If that tax cut applied only to Trans Mountain, it might well indeed be called a subsidy. But it applies province-wide, in Alberta, not to any one company or sector, “so it is not a subsidy,” Lo said.

The IEEFA says the federal and Alberta governments provided a total of $320 million in direct and indirect subsidies to Trans Mountain.

Of that, it says $135 million are direct subsidies from CHHC, the Alberta government’s lower corporate tax rate, and $24.4 million in costs to Trans Mountain that resulted from changes in pension plan values, costs which were covered by CDEV.

As for the $183.8 million in indirect subsidies that it calculated, the IEEFA accomplished this with an apples-to-oranges comparison.

It used Kinder Morgan’s internal rate of return (12%) to calculate a commercial rate of interest, and compared it to the interest rate the federal government pays on its debt (4.7%). That internal rate of return is what a company would require for a return on equity, Lo said.
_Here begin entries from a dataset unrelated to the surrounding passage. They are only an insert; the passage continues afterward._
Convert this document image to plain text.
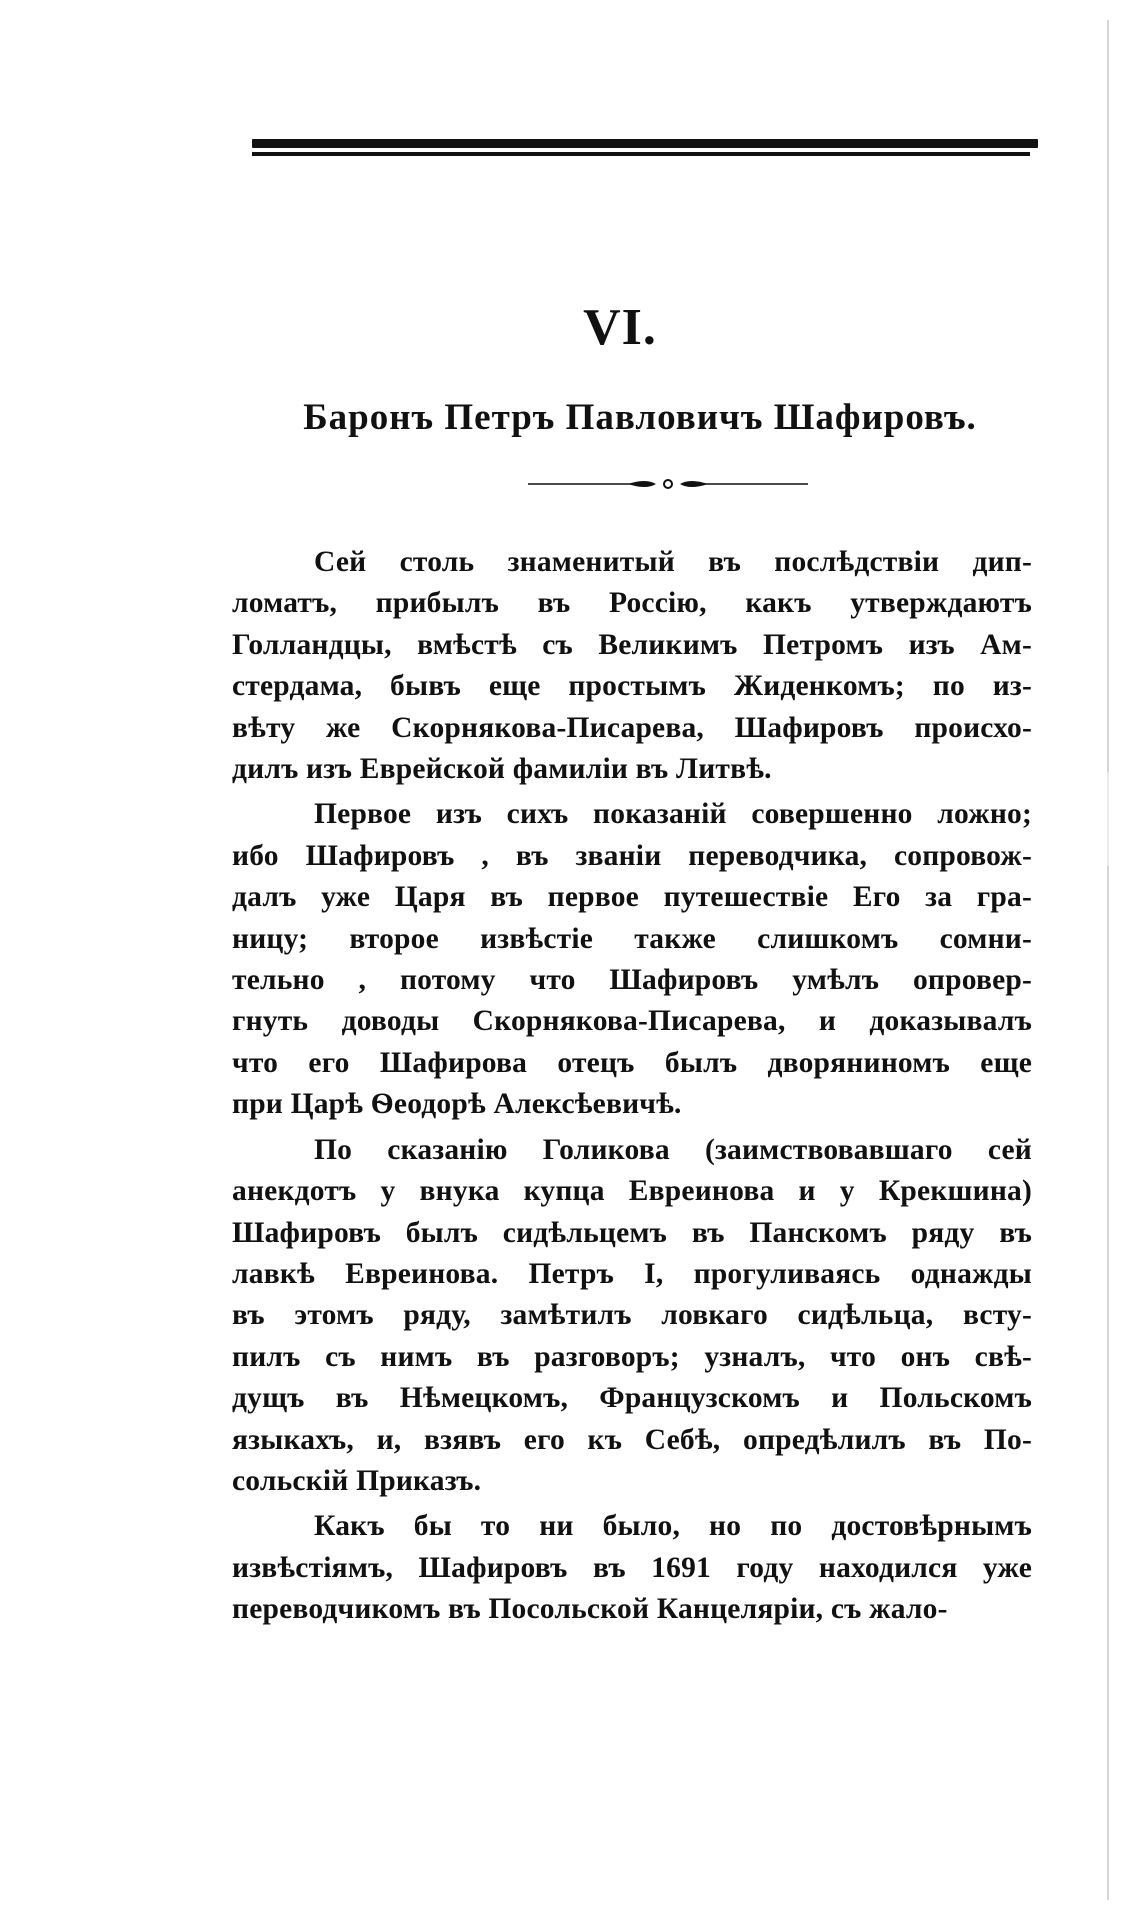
VI.
Баронъ Петръ Павловичъ Шафировъ.

Сей столь знаменитый въ послѣдствіи дип-
ломатъ, прибылъ въ Россію, какъ утверждаютъ
Голландцы, вмѣстѣ съ Великимъ Петромъ изъ Ам-
стердама, бывъ еще простымъ Жиденкомъ; по из-
вѣту же Скорнякова-Писарева, Шафировъ происхо-
дилъ изъ Еврейской фамиліи въ Литвѣ.

Первое изъ сихъ показаній совершенно ложно;
ибо Шафировъ , въ званіи переводчика, сопровож-
далъ уже Царя въ первое путешествіе Его за гра-
ницу; второе извѣстіе также слишкомъ сомни-
тельно , потому что Шафировъ умѣлъ опровер-
гнуть доводы Скорнякова-Писарева, и доказывалъ
что его Шафирова отецъ былъ дворяниномъ еще
при Царѣ Ѳеодорѣ Алексѣевичѣ.

По сказанію Голикова (заимствовавшаго сей
анекдотъ у внука купца Евреинова и у Крекшина)
Шафировъ былъ сидѣльцемъ въ Панскомъ ряду въ
лавкѣ Евреинова. Петръ I, прогуливаясь однажды
въ этомъ ряду, замѣтилъ ловкаго сидѣльца, всту-
пилъ съ нимъ въ разговоръ; узналъ, что онъ свѣ-
дущъ въ Нѣмецкомъ, Французскомъ и Польскомъ
языкахъ, и, взявъ его къ Себѣ, опредѣлилъ въ По-
сольскій Приказъ.

Какъ бы то ни было, но по достовѣрнымъ
извѣстіямъ, Шафировъ въ 1691 году находился уже
переводчикомъ въ Посольской Канцеляріи, съ жало-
The IEEF took the interest payments Canada would pay on its debt at 4.7% for half a year – $118 million – subtracted it from the interest it estimated it would have had to pay at a commercial rate – $302 million – came up with a difference of $183 million, and called that difference a subsidy.

“It is simply incorrect to take the difference between the cost of equity and the cost of debt, and call that a subsidy,” Lo said. “The indirect subsidy of $183.8 (million) is non-existent.”

In response to the IEEFA report, the federal Ministry of Finance said in an email to Business in Vancouver that it is "normal" for a project like a pipeline expansion to incur expenses without generating revenue while it is being built.

"The board of TMC continues to consider the Trans Mountain Expansion Project to be a commercially viable project and the government is committed to divesting TMC," the ministry states. "The government expects to realize a positive financial return on its investment in TMC and the Trans Mountain Expansion Project."